The film takes pains not to assign blame for the suicide, but without presumptuous psychologizing it gets into Curtis’ head. At any rate it conveys the crippling nausea he apparently felt whether on stage before a screaming throng or in the stifling, guilt-inducing domestic nest (you can hear in his baby’s gurgling and his wife’s gentle offer of a cup of tea the rumblings of a panic attack). Shot by Martin Ruhe in crisp, Corbijn-style black and white, “Control” isn’t as adventurous as “Last Days” in attempting to circumvent the limiting conventions of the rock biopic the rock-suicide biopic at that but from a fan’s point of view, it’s more satisfying. For one thing, there are songs: Most of the greatest hits are here, many of them credibly performed by the actors in live or studio settings. For another, it’s a bold and touching feat of empathy: without diminishing his mystique, “Control” makes a mythic figure life-sized.
As for “My Blueberry Nights,” Wong’s first English-language film is to repeat the consensus slight to the point of frivolity.
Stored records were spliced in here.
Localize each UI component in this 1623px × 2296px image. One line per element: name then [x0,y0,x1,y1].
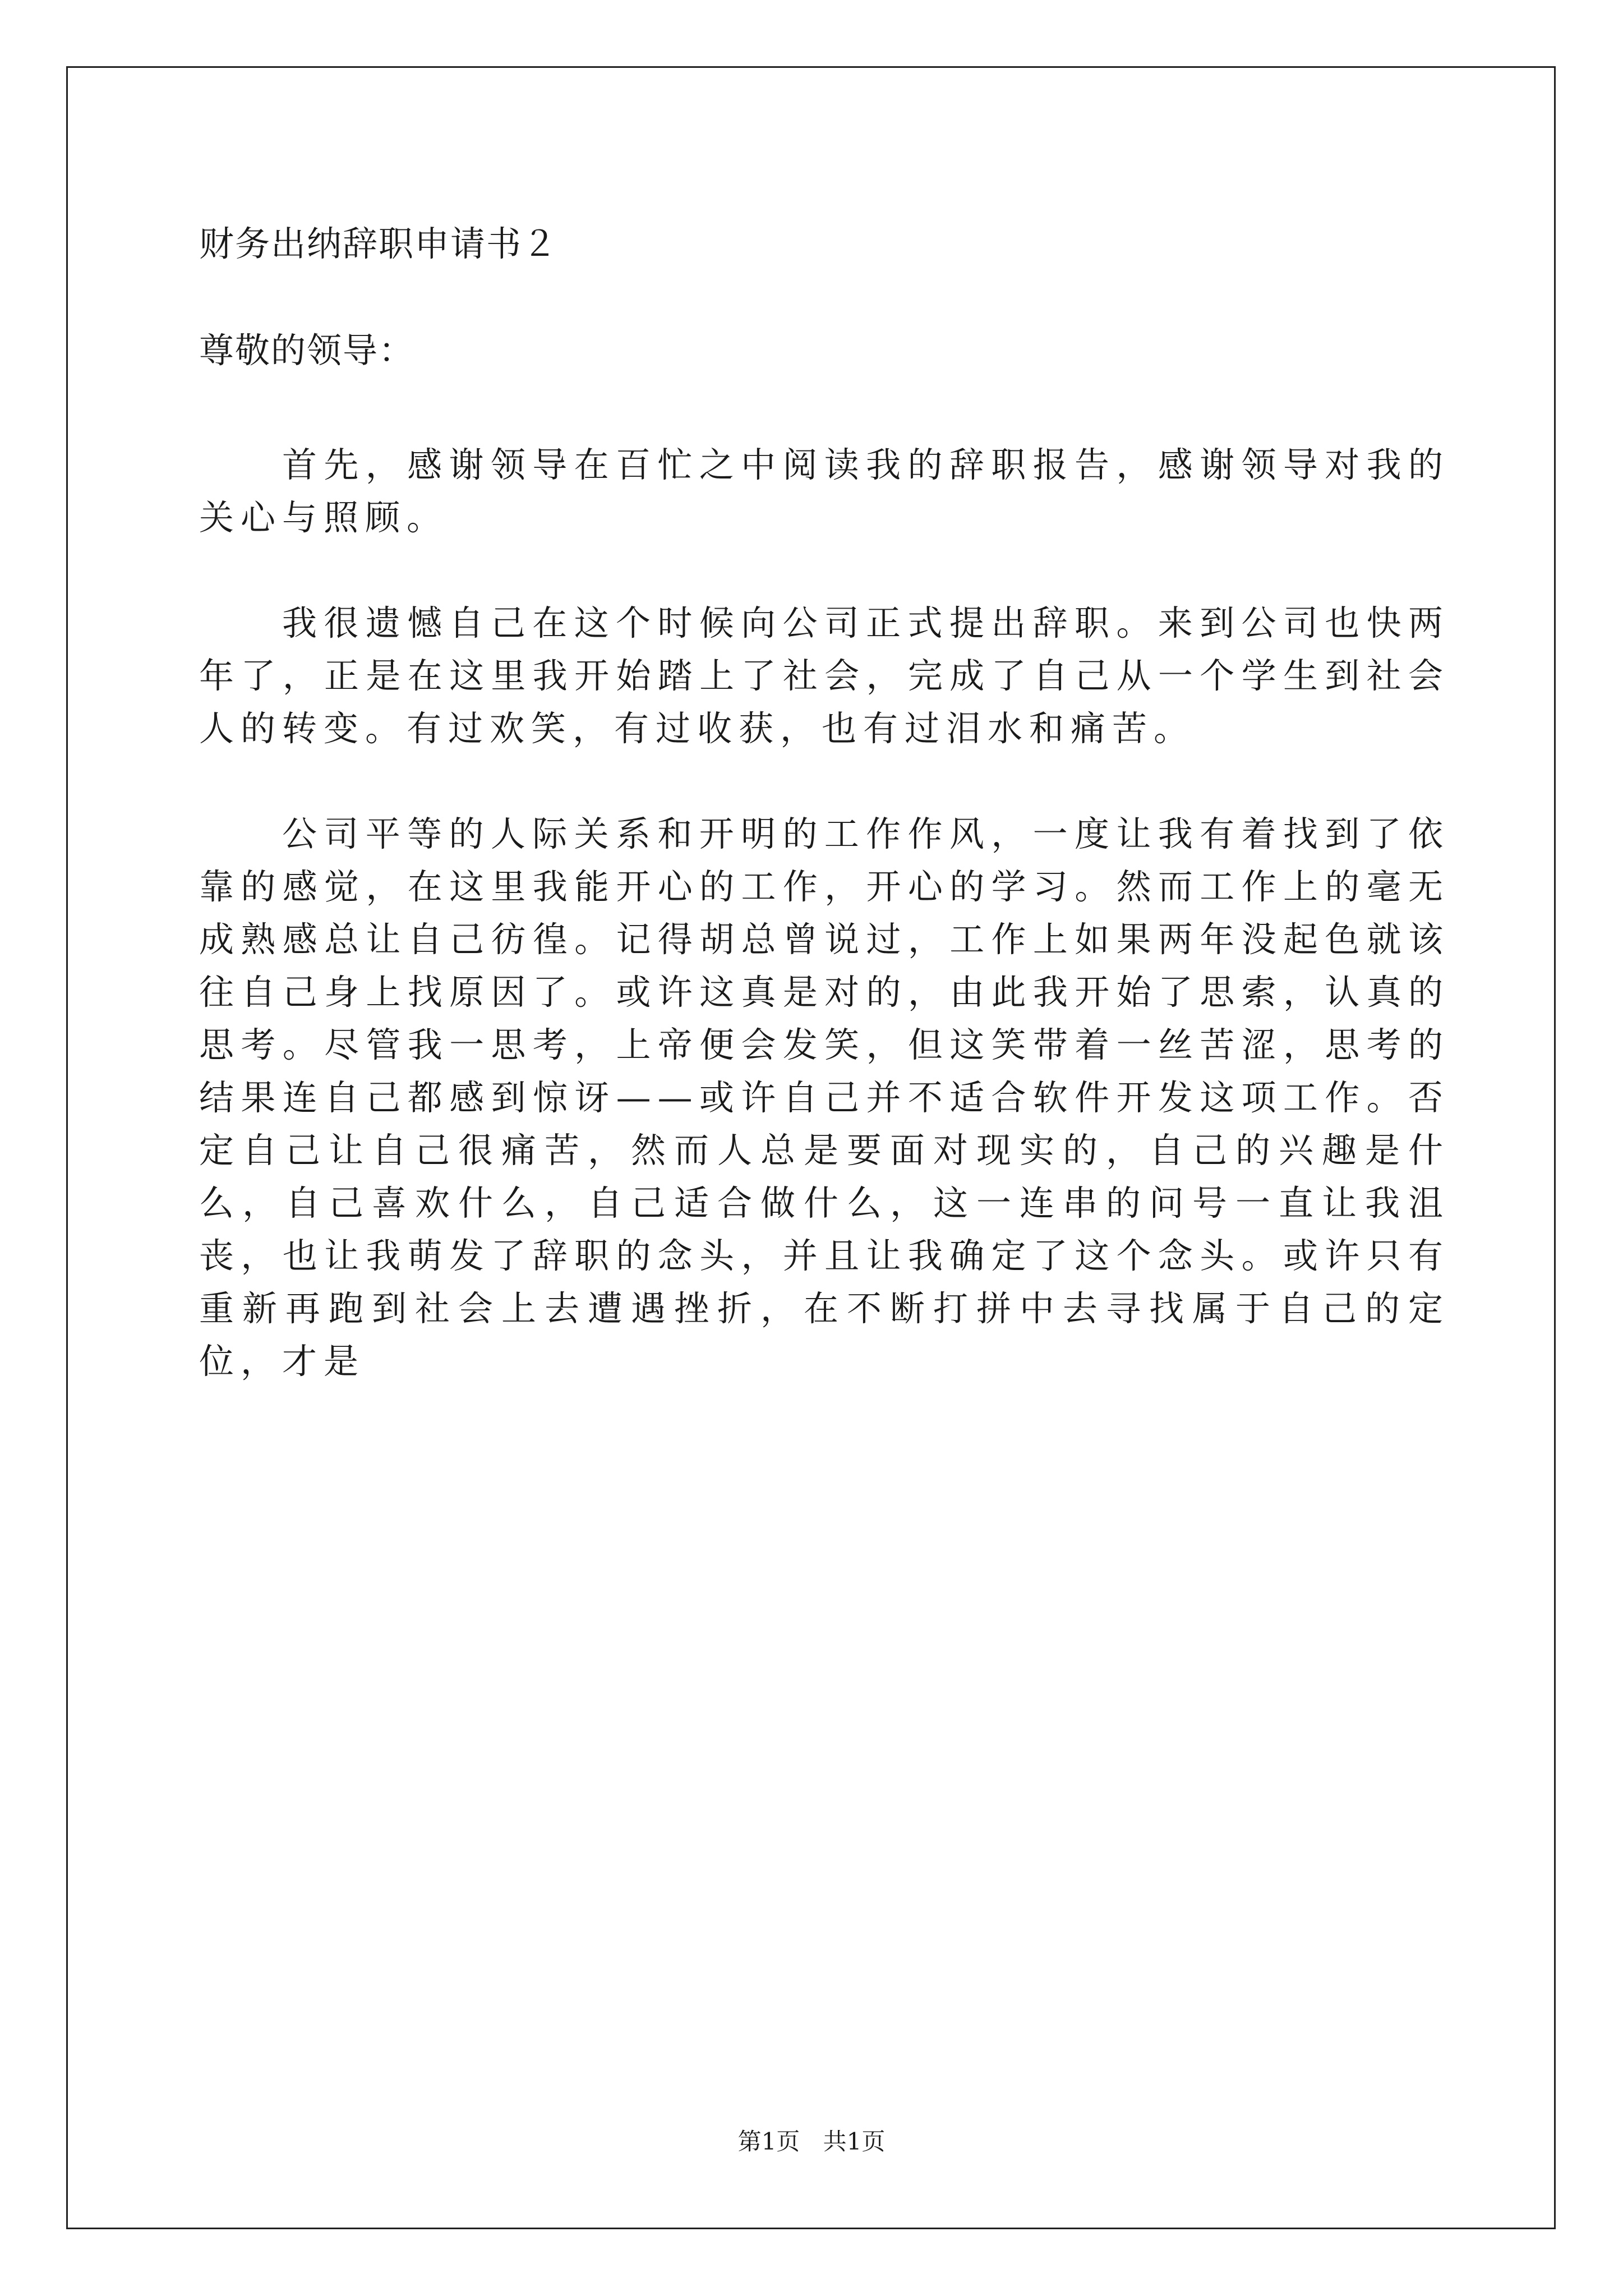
paragraph: 首先，感谢领导在百忙之中阅读我的辞职报告，感谢领导对我的关心与照顾。 [199,444,1450,538]
document-body [199,439,1450,1441]
page-total: 共1页 [823,2128,886,2155]
page-footer [0,2125,1623,2159]
document-title: 财务出纳辞职申请书２ [199,223,559,264]
salutation: 尊敬的领导： [199,330,415,371]
paragraph: 我很遗憾自己在这个时候向公司正式提出辞职。来到公司也快两年了，正是在这里我开始踏上了社会，完成了自己从一个学生到社会人的转变。有过欢笑，有过收获，也有过泪水和痛苦。 [199,602,1450,749]
paragraph: 公司平等的人际关系和开明的工作作风，一度让我有着找到了依靠的感觉，在这里我能开心的工作，开心的学习。然而工作上的毫无成熟感总让自己彷徨。记得胡总曾说过，工作上如果两年没起色就该往自己身上找原因了。或许这真是对的，由此我开始了思索，认真的思考。尽管我一思考，上帝便会发笑，但这笑带着一丝苦涩，思考的结果连自己都感到惊讶——或许自己并不适合软件开发这项工作。否定自己让自己很痛苦，然而人总是要面对现实的，自己的兴趣是什么，自己喜欢什么，自己适合做什么，这一连串的问号一直让我沮丧，也让我萌发了辞职的念头，并且让我确定了这个念头。或许只有重新再跑到社会上去遭遇挫折，在不断打拼中去寻找属于自己的定位，才是 [199,813,1450,1382]
page-number: 第1页 [737,2128,800,2155]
English-speaking critics have griped that Wong has a tin-eared grasp of the language; it’s perhaps more honest to admit that his dreamy/mundane pop philosophy was more attractive, even exotic, in subtitled Cantonese. (As Norah Jones’ character notes, explaining to David Strathairn’s why she’s writing letters and not calling: “Some things are better on paper.”) There’s also a problem of repetition and overfamiliarity (which in “2046” registered as self-examination). Wong devotees will be able to trace a web of correspondences that don’t always flatter the new film. Jones and Jude Law, for instance, are simply a gender-flipped version of the “Chungking Express” pair: she has Tony Leung’s doe-eyed sadness while he’s inherited Faye Wong’s quirky hyperactivity. Speaking of “Chungking,” Cat Power’s drowsy “The Greatest” stands in for “California Dreaming,” but here the repeated pop song seems less a romantic talisman than a soundtrack cost-cutting measure.
Perversely interior given its cross-country premise, “My Blueberry Nights” is less about the romance of the road than the romance of the countertop: the mythic site, in the diners and bars of Wong’s America, of solitary meals and too many drinks, where the kindness of strangers is likely to apply. The New York segments, set largely within a small glass-fronted cafe, are the loveliest. The scenes resolve into a pleasant blur of closing-time conversations and D.P. Darius Khondji, shooting through glass whenever possible (a Windexed pane, a cake dish), cultivates a fishbowl intimacy. Even off his peak, there are things Wong does better than almost any filmmaker on earth: shooting physical intimacy, for instance. The first Jones-Law kiss is simplicity itself a few extreme close-ups, a lingering overhead shot, total silence but it’s a real time stopper, up there in the swoon pantheon with the taxicab snuggle in “Happy Together” or the back-alley last goodbyes of “In the Mood for Love.”